Le démarrage effectif de la célébration a eu lieu, déjà la veille, vendredi 1er décembre, avec la sortie des tambours sacrés et des trompettes de leur emplacement secret, pour rejoindre la cour impériale. Il s’agit des Barabakaru, tambours grands ou mâles et des Barapiibu, tambours petites ou femelles qui font partie des attributs importants de la cour. Ils symbolisent la puissance et la légalité du Sinaboko. Les deux gros tambours sont soutenus pendant les cérémonies par trois pieux en fourche. Ils n’apparaissent que lors des grands événements dont ils annoncent le début et la fin. Une petite lampe traditionnelle dont la mèche est trempée dans du beurre de karité est allumée pour veiller sur eux toute la nuit.

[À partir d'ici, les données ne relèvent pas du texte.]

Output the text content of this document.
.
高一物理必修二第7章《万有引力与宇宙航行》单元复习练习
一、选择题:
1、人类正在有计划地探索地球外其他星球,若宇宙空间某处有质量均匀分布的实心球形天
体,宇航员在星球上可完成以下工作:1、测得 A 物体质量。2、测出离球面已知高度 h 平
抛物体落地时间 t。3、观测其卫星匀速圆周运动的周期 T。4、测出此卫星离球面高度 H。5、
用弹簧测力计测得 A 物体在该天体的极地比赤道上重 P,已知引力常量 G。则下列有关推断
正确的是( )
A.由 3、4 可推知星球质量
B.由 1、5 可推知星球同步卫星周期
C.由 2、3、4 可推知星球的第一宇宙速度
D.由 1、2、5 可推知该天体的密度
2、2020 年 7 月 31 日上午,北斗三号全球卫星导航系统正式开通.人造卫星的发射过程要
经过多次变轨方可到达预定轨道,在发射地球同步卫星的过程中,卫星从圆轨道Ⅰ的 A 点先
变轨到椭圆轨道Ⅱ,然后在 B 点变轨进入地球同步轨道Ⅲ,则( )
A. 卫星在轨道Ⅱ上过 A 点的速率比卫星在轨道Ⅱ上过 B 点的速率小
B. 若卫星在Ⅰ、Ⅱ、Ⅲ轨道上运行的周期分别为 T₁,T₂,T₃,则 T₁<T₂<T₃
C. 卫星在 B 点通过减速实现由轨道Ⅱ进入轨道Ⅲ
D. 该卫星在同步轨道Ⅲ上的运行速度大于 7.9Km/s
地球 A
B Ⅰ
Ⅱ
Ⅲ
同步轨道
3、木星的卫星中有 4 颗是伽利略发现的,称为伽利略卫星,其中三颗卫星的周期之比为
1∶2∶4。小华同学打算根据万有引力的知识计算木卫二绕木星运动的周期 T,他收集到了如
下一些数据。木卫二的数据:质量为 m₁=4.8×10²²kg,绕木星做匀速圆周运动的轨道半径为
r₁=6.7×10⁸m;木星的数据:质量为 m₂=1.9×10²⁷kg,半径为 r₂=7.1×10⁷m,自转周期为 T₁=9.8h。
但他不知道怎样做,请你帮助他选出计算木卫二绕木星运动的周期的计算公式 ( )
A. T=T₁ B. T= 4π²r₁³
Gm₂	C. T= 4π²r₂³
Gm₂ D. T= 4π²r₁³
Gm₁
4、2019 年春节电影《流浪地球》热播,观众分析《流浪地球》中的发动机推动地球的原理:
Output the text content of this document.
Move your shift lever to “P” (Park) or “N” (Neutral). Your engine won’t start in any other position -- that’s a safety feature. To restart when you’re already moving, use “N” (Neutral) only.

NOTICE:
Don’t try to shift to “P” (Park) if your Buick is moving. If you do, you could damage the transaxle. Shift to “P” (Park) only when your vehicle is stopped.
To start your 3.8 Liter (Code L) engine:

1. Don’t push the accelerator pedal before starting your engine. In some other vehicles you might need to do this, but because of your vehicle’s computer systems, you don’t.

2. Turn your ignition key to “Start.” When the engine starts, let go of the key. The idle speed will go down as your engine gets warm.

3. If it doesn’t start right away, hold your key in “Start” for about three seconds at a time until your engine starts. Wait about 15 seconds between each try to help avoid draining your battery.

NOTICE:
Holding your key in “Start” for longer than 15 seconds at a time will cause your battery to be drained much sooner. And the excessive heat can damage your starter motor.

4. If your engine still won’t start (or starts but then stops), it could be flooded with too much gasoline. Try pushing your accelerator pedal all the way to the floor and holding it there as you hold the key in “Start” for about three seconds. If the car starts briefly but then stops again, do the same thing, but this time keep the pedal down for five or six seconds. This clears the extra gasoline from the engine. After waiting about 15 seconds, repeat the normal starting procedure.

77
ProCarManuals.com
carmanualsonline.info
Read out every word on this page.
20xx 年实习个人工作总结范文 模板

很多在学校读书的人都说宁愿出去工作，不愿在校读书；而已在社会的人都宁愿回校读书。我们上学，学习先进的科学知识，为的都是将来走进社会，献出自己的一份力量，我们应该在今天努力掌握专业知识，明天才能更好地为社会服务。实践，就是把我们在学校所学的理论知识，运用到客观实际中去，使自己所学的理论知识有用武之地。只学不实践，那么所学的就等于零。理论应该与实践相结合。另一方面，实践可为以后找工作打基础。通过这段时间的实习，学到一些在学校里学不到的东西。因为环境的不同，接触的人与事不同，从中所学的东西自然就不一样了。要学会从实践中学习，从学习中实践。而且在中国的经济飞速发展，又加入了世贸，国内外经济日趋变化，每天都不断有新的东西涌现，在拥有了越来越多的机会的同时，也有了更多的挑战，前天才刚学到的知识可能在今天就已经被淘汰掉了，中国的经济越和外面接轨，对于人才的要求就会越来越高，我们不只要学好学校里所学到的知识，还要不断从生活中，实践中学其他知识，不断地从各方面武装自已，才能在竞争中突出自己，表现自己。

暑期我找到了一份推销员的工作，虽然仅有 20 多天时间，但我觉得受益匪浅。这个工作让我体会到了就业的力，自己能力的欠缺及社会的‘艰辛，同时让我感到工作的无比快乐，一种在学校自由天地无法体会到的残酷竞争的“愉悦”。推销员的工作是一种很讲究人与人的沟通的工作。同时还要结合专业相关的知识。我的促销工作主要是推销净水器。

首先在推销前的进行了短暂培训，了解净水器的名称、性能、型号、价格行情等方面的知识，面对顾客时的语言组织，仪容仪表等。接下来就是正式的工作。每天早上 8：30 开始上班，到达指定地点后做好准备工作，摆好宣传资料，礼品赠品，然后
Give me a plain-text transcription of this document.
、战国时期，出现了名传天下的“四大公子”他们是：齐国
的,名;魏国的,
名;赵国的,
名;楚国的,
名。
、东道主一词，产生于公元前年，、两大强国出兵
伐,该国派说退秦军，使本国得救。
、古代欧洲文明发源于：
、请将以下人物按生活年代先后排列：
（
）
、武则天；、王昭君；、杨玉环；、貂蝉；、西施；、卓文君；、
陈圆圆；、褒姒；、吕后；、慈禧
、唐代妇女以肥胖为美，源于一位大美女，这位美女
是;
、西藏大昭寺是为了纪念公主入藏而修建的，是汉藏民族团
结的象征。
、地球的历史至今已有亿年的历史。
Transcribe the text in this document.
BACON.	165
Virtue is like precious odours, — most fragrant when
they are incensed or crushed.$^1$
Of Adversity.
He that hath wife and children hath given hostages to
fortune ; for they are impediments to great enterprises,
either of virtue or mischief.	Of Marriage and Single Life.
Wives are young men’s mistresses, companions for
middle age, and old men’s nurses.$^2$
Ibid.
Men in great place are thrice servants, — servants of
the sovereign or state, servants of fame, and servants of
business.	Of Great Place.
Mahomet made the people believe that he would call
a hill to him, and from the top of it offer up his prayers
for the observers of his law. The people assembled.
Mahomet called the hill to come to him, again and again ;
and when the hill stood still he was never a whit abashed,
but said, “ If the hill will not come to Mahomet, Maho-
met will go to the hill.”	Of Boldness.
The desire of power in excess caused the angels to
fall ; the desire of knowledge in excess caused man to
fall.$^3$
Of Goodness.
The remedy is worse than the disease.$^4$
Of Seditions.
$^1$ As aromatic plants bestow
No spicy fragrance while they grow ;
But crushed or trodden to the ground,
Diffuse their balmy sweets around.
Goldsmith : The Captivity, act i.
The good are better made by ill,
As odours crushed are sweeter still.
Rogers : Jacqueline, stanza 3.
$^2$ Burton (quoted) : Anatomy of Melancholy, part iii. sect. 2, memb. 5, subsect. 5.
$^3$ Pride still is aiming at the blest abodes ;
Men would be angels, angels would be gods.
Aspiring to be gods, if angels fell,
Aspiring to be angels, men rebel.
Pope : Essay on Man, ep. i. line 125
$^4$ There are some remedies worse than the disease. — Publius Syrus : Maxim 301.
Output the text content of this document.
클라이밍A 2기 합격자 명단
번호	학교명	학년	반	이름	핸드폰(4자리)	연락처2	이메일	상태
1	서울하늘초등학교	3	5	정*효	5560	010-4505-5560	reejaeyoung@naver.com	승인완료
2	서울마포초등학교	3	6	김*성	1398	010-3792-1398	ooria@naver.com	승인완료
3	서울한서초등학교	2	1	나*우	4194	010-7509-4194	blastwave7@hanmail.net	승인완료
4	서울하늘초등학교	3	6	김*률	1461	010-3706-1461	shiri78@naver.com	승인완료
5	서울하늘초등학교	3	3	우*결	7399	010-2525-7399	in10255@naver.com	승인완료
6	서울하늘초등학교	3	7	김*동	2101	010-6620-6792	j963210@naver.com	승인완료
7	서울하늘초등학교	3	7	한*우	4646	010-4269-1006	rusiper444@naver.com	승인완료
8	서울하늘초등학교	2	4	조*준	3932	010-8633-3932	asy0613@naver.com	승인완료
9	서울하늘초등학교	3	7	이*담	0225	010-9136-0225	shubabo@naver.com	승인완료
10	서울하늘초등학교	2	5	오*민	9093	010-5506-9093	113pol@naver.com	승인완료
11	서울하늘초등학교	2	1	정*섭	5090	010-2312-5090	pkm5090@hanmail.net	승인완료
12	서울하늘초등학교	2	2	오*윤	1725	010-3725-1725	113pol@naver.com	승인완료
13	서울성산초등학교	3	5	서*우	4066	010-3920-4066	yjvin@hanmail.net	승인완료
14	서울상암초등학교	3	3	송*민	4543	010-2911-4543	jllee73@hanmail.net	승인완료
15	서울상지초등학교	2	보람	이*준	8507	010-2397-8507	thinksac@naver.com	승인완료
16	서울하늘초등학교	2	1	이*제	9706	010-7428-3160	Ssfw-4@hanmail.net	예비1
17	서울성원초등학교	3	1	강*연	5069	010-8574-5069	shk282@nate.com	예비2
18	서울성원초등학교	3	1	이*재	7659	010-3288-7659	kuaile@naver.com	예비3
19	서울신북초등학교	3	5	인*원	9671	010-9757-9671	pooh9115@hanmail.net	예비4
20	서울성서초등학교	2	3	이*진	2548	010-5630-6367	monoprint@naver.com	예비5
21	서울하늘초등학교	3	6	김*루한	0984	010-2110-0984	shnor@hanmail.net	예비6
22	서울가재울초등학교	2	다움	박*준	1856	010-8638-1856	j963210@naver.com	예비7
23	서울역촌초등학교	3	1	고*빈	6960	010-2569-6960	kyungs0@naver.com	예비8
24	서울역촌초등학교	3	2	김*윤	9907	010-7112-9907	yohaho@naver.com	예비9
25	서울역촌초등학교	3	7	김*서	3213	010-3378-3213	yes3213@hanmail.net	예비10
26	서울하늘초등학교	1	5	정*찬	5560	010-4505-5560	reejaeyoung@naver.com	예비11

Selon le premier ministre, le Sina Dounwirou, seul est considéré comme le roi ou l’empereur de Nikki, celui qui a leur garde. « Dans l’aire Boo et Baatombou, c’est à Nikki seul que ces tambours sont détenus », poursuit-il. Ces tambours, fait-il observer, sont dotés d’un pouvoir mystique. Aussi, prévient-il, quiconque ne peut se présenter devant eux, au risque d’en récolter des malédictions. Ce privilège n’est réservé qu’aux membres relevant de la lignée impériale. Si ce n’est pas au cours de la Gaani, leur résonance est annonciatrice d’un malheur qui vient de frapper l’empire. Joués par des initiés, les Tufarukpè et accompagnés des trompettes, c’est à leur son qu’a eu lieu la veillée, toute la nuit du vendredi dernier.
L’histoire rapporte que les tambours sacrés sont un don du beau-frère du roi Zimé Doboudia, fils du roi Sounon Séro, à l’occasion de la naissance du fils de son beau-frère qui vivait au Nigeria. C'est ce dernier qui les a offerts en retour au roi qui les a bénis et en a fait depuis ce temps, des tambours sacrés de la cour royale. Ils seraient venus de Boussa au Nigeria.